The DAG-ness means it's always available when compiling the call site, even if it's a cross-package call. It means you don't have to do it at link time.
"In the future it may instead record the SSA representation (which would obviously give better cost estimates; the current heuristics are really extremely simple)."
This would be identical to what others do then :)
"The DAG-ness means it's always available when compiling the call site, even if it's a cross-package call. It means you don't have to do it at link time.
"
This is unrelated to DAG-ness.
Unless you mean something else by DAG-ness. DAG-ness means it's a directed-acyclic graph. That is, all other things being equal, it has no cycles.

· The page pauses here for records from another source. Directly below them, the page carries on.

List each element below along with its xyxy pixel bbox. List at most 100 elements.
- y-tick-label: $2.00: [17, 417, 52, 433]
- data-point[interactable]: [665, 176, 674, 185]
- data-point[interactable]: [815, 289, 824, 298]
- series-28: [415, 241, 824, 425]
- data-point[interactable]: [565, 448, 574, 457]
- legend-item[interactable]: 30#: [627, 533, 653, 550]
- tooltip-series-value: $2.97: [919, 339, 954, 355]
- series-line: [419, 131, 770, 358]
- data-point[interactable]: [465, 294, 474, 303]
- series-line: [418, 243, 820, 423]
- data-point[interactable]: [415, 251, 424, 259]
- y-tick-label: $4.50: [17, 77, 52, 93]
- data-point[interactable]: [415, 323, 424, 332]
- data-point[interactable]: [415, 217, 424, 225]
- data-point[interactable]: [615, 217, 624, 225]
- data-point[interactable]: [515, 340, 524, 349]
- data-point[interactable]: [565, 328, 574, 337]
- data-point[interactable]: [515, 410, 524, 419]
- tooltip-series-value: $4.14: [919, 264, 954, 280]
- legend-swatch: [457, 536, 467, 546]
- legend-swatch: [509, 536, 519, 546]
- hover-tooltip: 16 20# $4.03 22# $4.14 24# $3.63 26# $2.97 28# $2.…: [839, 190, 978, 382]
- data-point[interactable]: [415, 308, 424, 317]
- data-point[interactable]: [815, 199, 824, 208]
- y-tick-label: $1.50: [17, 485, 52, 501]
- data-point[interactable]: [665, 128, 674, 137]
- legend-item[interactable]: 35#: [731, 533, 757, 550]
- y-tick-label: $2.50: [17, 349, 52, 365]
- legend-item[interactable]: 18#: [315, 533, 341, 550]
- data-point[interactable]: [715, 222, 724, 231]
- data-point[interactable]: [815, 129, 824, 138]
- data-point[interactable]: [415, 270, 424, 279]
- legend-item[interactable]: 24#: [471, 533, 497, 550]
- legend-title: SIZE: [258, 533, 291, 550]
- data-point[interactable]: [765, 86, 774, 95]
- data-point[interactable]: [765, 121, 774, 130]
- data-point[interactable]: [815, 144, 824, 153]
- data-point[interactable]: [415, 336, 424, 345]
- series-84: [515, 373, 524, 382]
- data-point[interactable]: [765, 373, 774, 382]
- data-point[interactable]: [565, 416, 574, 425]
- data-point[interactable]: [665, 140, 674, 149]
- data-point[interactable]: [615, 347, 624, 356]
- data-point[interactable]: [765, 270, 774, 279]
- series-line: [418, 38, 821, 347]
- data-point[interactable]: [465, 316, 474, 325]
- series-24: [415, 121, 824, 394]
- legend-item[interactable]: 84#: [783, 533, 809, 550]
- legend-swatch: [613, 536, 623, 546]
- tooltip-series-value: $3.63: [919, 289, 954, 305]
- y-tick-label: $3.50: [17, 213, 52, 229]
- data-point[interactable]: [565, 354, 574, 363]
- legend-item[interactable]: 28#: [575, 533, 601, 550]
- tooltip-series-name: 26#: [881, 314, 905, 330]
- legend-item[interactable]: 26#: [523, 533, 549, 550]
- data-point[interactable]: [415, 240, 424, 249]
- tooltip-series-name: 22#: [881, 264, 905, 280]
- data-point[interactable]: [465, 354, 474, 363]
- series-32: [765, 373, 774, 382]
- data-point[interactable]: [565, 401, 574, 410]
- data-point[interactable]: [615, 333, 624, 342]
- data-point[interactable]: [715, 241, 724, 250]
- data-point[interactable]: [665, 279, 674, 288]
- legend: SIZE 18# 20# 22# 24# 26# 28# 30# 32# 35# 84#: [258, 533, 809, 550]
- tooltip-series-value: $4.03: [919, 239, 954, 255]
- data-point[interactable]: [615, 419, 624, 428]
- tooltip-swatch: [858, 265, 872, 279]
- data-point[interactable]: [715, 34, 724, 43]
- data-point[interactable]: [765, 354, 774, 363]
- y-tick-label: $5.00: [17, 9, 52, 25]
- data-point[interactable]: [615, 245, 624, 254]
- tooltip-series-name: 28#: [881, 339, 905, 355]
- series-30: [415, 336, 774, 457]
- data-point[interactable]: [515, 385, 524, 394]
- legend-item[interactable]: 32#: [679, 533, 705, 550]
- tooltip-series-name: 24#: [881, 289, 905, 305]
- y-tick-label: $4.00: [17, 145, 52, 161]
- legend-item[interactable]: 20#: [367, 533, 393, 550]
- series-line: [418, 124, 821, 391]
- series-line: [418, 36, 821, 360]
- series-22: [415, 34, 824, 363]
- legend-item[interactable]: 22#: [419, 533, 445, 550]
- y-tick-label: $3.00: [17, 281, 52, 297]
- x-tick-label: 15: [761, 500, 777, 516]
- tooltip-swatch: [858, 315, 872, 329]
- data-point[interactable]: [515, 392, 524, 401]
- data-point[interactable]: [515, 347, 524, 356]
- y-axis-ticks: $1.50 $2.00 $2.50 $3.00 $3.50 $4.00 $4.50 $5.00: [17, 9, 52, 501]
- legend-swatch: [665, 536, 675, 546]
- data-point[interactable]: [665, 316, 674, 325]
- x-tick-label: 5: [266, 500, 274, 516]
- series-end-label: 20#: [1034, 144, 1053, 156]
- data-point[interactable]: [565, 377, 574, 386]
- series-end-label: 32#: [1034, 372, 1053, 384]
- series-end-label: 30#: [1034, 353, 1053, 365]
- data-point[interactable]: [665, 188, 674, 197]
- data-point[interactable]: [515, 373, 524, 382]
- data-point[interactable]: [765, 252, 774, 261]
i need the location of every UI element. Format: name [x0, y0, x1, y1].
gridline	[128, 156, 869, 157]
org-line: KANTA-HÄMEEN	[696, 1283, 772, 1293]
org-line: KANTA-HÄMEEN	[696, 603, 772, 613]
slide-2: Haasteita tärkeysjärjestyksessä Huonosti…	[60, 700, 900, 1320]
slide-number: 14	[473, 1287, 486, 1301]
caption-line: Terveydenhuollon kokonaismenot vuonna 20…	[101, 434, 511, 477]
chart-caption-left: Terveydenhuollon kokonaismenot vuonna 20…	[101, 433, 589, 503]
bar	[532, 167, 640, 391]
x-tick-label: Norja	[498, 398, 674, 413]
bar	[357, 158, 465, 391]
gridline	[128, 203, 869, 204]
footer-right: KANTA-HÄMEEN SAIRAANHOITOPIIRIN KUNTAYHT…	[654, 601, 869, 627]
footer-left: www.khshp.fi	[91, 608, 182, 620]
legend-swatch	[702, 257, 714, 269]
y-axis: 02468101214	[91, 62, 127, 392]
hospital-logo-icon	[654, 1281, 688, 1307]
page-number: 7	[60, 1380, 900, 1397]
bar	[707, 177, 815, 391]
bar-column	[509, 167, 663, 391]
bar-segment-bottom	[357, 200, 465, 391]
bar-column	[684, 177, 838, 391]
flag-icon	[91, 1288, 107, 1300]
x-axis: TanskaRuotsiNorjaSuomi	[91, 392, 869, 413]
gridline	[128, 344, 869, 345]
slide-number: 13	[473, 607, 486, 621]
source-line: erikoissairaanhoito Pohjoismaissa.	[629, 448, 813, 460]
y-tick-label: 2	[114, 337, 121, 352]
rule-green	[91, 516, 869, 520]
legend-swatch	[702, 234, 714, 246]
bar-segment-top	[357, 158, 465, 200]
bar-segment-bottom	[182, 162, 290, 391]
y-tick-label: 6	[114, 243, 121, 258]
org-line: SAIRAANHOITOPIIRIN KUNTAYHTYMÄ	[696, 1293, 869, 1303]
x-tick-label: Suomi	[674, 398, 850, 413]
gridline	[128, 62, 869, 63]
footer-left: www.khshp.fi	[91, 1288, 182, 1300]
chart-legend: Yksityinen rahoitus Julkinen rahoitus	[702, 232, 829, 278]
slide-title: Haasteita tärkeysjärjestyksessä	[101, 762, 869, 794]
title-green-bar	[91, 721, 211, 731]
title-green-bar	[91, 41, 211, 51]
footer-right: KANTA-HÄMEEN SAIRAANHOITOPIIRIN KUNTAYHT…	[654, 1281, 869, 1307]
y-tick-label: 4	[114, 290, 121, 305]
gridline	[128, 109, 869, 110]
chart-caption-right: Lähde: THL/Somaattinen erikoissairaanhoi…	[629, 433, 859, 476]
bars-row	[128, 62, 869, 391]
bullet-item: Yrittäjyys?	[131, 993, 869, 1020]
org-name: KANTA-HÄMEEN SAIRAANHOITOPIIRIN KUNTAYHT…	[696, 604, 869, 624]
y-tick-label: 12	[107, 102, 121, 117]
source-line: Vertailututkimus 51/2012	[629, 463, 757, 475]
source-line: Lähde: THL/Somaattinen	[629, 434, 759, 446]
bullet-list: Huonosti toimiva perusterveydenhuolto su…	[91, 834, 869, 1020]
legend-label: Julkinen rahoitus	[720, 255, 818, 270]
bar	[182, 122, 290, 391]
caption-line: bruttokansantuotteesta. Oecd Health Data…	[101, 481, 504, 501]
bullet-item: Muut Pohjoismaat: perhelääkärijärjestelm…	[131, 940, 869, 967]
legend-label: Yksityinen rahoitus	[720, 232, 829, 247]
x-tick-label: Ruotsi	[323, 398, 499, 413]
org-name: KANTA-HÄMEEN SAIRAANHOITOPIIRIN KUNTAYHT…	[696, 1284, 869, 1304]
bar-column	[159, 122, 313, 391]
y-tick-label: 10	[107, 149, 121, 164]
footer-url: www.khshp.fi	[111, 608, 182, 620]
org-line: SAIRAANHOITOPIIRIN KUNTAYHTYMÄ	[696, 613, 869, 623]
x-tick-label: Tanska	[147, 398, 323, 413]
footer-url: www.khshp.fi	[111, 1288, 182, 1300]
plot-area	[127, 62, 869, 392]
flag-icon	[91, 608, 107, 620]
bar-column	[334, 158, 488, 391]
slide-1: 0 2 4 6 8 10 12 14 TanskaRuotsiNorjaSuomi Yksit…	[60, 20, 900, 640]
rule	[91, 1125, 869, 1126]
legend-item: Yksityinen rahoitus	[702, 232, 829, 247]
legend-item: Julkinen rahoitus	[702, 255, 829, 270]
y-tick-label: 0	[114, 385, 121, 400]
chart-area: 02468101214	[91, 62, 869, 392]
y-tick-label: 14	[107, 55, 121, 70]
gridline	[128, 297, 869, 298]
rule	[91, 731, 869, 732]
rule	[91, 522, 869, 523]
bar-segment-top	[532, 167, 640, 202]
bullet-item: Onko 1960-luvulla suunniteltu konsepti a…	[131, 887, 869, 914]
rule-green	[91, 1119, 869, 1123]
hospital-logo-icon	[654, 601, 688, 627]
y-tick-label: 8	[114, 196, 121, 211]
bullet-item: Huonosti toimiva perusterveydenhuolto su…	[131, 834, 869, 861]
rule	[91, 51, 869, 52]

This is unrelated to the problem.
For example, in other languages/etc, it could be weakly defined, or other some form of overridable, regardless of whether it has cycles, is actually multiply defined etc. That requires link-time resolution, becuase you can't optimize it making an assumption about its callees/callers, or even inline it, and then just hand that version to others because you may have screwed it up in a way one of those other callers depend on.
That is, the overridability is an attribute of the function, not a problem of how it is used.
Ditto on the ABI, alignment, etc.
None of the interesting problems they have to solve are related to packaging. They occur with DAGs or non-DAGs, are just related to these languages supporting a richer set of things you can do to functions :)
> The DAG-ness means it's always available when compiling the call site, even if it's a cross-package call. It means you don't have to do it at link time.
Why is it any harder to do at link time?
(I've implemented this in a production compiler, and choosing whether to do it at compile time or link time was a trivial decision.)
traditionally, this required a linker that understands there is ir in the files.
in practice, i don't believe this has been a problem for many years now (and again, was only a problem in the open source world, so saying it's related to the language is kind of strange.).
Every good production C++ compiler has had some form of link time optimization for many years.
IBM's, for example, has been happily cross-optimizing between C++, java, fortran, PL/IX, etc without any issues, going on at least 15, maybe 25+ years now (I know it's 15 for sure, i suspect it's closer to 25).
Go statically links to all Go libraries, and only dynamically links when interfacing with C code. (As of the last time I used it, a couple years ago; this may have changed since then.)
That doesn't really answer whether it can inline library functions. The fact that it statically links means it potentially could inline methods it finds in them but I don't think that it does currently since it appears that this inline functionality works when compiling source.
It can inline library functions, since, at latest, 1.4.2 (this is just what I happened to have handy on this computer). It's pretty easy to test by writing a package containing a simple function like "func Square(x int) int { return x * x }", compiling a main package that imports that package and calls Square, and then disassembling the executable to see whether it calls Square or inlines it.